Dresden, 25. Januar.
Es wurde gejubelt heute in der Hofoper bei der Uraufführung der »Elektra« von Richard Strauß, aber ein so intensiver Erfolg, eine solche, man ist versucht, zu sagen, verblüffende Wirkung, wie vor drei Jahren bei der »Salome« ist nicht zu konstatieren. Natürlich nicht, denn es fehlte die Ueberraschung des absolut Neuen. Die Straße, die er damals eingeschlagen hat, schreitet Strauß mit großer, hin und wieder allzu großer Kühnheit weiter. Aber er zeigt auch, daß er nicht nur einen, sondern mehrere Wege kennt, die nach Rom führen. Er widerlegt in diesem neuesten Werke die gegen ihn erhobenen Vorwürfe, als ob er sich nur in der Behandlung grausiger oder gar perverser Stoffe wohlfühle, und als ob er sich klüglich eine Kompositionsmethode ersonnen hätte, die es ihm ermögliche, durch blendende Technik über den Mangel an melodischer Empfindung hinwegzutäuschen. Seine Entwicklung ist noch lange nicht abgeschlossen, erst der Historiker wird feststellen können, ob sie sich einheitlich vollzogen hat, ob sie trotz aller zeitweiligen Neigungen nach rechts oder links einem Ziele zugestrebt ist.

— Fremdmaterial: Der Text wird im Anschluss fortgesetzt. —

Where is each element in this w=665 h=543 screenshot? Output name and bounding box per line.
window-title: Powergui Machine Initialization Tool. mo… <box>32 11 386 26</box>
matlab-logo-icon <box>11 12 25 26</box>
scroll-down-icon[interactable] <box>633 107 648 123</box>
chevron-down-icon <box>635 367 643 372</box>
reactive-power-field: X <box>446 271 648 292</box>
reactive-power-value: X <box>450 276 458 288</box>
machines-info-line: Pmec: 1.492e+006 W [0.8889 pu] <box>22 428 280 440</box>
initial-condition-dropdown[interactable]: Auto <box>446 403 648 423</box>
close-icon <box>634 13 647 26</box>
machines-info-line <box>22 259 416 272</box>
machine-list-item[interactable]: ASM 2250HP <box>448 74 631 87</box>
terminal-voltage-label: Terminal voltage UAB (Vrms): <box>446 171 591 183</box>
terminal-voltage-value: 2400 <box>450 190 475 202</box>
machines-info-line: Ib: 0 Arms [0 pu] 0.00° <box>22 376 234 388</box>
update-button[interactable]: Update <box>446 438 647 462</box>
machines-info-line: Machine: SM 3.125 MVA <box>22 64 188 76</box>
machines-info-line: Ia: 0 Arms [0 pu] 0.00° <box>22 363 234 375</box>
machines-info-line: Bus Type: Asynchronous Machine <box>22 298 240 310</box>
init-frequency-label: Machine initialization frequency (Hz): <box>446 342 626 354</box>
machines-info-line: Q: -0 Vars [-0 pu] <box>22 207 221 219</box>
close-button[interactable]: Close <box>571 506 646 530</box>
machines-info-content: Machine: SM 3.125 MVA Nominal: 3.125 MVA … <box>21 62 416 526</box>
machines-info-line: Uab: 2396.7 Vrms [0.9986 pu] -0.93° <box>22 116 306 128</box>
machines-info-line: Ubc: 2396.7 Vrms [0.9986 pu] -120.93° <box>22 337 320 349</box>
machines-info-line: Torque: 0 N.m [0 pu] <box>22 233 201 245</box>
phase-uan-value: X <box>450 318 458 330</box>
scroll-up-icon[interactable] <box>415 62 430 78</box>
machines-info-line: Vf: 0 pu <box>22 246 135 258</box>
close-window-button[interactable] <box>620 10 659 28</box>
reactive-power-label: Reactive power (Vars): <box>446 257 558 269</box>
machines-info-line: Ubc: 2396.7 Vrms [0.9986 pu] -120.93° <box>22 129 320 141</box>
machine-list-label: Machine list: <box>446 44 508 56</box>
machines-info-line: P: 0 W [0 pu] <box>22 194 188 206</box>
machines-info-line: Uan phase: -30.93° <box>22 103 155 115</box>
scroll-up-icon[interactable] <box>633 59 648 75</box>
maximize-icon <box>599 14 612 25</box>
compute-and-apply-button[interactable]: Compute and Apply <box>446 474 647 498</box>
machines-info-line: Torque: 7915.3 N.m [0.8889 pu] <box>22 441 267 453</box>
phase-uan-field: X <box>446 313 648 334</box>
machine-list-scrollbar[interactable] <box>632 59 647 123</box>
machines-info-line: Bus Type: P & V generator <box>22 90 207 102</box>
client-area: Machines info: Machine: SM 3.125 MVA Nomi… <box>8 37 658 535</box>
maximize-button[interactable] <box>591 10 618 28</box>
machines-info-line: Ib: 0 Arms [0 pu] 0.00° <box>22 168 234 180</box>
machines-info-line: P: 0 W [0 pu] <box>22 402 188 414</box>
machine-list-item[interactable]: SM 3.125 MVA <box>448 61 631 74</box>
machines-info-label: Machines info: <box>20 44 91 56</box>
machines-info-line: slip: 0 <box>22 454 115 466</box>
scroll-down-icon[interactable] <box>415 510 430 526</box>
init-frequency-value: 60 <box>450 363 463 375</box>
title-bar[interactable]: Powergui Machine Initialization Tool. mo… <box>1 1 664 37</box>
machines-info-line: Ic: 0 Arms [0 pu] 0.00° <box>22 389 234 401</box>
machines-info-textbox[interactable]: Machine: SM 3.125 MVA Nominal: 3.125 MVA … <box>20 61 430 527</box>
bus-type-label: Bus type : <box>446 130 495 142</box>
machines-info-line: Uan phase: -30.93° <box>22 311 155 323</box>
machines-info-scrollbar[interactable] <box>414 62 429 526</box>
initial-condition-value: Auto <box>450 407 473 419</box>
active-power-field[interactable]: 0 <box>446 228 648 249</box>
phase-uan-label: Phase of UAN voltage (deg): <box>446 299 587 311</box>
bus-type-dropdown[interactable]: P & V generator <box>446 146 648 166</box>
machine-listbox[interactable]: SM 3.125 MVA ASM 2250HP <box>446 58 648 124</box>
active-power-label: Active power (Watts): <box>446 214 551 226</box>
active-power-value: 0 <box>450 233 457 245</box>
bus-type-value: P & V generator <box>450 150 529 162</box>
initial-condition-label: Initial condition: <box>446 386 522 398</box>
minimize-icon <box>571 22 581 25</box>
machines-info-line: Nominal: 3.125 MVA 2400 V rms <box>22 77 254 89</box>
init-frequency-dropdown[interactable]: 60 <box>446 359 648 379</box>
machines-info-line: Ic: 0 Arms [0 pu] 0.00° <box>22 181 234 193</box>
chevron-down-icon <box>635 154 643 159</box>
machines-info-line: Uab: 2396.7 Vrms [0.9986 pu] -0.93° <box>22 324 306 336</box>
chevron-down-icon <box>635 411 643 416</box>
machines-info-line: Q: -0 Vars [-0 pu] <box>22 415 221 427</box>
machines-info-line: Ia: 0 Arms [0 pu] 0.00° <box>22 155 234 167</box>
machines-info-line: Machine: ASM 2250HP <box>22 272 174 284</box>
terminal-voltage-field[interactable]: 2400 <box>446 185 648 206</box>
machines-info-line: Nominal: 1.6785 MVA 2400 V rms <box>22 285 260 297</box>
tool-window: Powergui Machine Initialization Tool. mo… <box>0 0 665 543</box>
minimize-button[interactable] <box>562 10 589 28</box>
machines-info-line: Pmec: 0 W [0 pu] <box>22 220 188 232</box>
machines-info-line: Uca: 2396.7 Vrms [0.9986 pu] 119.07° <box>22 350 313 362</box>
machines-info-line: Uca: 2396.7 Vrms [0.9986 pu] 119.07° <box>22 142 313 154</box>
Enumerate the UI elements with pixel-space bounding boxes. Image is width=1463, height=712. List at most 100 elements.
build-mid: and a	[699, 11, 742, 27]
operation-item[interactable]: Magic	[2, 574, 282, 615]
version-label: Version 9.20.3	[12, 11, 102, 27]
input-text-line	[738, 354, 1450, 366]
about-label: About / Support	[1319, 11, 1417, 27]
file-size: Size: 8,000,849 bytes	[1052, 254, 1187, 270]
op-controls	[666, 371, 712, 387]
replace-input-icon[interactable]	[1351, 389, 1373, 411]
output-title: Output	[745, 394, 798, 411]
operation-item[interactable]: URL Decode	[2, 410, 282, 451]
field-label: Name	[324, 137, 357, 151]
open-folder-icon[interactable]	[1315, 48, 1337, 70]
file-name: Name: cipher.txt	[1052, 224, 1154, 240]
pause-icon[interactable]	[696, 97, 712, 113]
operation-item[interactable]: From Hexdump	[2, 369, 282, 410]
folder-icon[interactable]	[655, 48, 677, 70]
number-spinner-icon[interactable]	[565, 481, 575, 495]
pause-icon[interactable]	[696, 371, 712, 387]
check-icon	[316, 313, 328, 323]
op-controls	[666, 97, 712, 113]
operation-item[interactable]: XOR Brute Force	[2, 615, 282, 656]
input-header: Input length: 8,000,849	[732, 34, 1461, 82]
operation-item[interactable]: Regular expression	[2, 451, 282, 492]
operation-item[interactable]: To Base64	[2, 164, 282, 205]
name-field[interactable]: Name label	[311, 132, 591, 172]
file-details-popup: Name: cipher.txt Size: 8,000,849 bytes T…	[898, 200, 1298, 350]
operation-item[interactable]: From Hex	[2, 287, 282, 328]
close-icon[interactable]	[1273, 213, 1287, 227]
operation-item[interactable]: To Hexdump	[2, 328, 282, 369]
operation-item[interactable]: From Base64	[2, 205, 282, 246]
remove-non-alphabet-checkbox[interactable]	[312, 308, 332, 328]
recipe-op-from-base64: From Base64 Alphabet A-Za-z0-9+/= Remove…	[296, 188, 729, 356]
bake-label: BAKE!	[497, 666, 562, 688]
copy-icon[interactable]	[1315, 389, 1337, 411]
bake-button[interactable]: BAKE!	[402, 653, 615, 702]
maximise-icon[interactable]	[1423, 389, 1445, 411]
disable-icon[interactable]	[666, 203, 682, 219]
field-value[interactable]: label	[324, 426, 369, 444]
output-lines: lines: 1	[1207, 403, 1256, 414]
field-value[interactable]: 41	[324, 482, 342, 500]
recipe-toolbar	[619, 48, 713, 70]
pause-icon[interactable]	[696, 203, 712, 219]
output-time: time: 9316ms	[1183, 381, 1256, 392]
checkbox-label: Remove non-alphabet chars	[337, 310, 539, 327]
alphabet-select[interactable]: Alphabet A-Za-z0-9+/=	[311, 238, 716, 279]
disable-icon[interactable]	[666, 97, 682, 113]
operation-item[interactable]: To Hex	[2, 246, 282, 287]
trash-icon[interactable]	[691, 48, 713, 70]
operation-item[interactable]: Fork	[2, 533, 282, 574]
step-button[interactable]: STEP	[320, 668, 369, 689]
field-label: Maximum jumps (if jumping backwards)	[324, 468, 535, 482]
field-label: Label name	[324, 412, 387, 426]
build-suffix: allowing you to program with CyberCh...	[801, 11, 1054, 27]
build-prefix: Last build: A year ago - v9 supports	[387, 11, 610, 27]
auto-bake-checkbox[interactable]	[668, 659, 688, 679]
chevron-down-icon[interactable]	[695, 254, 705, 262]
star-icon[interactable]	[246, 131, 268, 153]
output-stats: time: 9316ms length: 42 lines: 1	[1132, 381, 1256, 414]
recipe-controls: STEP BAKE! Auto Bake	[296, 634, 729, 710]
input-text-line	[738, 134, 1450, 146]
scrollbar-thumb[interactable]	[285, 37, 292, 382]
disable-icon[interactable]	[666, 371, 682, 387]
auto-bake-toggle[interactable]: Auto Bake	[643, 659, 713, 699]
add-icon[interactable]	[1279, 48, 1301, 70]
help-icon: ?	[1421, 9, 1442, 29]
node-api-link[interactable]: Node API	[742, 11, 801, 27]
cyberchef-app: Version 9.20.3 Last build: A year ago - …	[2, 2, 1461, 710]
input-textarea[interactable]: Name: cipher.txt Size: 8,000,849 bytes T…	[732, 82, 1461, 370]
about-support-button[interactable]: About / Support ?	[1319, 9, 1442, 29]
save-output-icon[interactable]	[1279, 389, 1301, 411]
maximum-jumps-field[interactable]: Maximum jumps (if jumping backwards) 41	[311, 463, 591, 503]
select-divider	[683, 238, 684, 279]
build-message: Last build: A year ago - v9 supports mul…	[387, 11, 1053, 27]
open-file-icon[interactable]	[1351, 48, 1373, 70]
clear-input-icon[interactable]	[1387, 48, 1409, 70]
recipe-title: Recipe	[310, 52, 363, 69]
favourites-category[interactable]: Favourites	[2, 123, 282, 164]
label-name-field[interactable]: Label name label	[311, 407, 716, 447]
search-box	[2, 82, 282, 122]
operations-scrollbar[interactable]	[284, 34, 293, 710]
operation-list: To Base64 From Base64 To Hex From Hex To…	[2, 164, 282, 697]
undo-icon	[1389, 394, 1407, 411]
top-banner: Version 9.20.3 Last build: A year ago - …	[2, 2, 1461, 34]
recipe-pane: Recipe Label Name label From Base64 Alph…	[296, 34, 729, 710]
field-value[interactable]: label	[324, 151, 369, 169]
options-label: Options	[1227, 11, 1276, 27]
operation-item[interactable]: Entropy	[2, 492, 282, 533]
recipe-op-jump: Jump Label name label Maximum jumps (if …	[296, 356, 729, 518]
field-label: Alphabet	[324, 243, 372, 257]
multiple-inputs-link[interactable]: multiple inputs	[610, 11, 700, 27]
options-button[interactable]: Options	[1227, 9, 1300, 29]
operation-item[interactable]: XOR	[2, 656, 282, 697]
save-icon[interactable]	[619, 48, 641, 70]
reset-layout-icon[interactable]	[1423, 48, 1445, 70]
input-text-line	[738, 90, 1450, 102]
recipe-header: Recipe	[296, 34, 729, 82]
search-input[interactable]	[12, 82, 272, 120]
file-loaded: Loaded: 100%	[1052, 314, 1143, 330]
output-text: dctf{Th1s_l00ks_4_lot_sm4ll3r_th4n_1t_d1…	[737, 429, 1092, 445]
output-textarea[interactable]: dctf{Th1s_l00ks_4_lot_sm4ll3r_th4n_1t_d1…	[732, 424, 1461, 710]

Strauß, der sein dramatisches Schaffen mit dem lehrhaften »Guntram« begann, schwimmt heute in den D-Strömungen der modernen Kunst, der nichts Menschliches fremd ist. Gleich den Malern, Bildhauern und Dichtern schreckt er auch vor dem Furchtbarsten, schreckt er auch vor der Perversität nicht zurück. Doch er geht darin nicht auf. Wenn er im Strudel zu versinken scheint, dann klingt ein Unterton mit, aus dem man es hören kann, daß seine Sehnsucht einer reineren Sphäre gilt. In der »Elektra« deutlicher noch als in der »Salome«. Hat er deren Seele ganz am Schluß mit milderen Gefühlen erfüllt, von denen Wilde nichts weiß, so bringt er uns zuletzt auch das Empfinden, [sic] der Elektra menschlich näher, als es Hugo von Hoffmannsthal [sic] gelungen ist, dessen Spuren er sonst getreulich folgt, getreulich, nicht sklavisch. Wie das Wildesche, hat Strauß das Hofmannsthalsche Drama im wesentlichen unverändert vertont, nur hat ihm der Dichter, weil sein musikalisches Bedürfnis es verlangte, gelegentlich eine Kleinigkeit hinzufügen müssen … Sein musikalisches Bedürfnis! Ja, in der »Elektra« wird es evident, wie der Programmusiker Strauß am letzten Ende aus dem musikalischen Empfinden und Denken heraus gestaltet, so daß der Schein zunächst dagegen ist. Im größten Teil des Werkes schließt sich der Komponist wieder aufs engste den Worten des Textes an, sucht sozusagen jede Silbe besonders zu charakterisieren. Und nicht nur jede Silbe des Textes, sogar [2] szenische Anordnungen des Dichters sollen womöglich in der Musik zu ihrem Rechte kommen. Da kann man denn nicht mehr mit dem Komponisten Schritt halten. Da will er einen [sic] mitunter nicht als Tondichter, sondern als Tonsetzer erscheinen, der nicht innerlich nachschafft, sondern äußerlich abkonterfeit. Er spielt mit dem Motiv Fangball, wirft Motive, wirft Harmonien zusammen, daß man trotz der Kunst, mit der [er] es tut, doch nur den Eindruck gewinnt: Hier wird gräßliches mit gräßlichen Tönen geschildert.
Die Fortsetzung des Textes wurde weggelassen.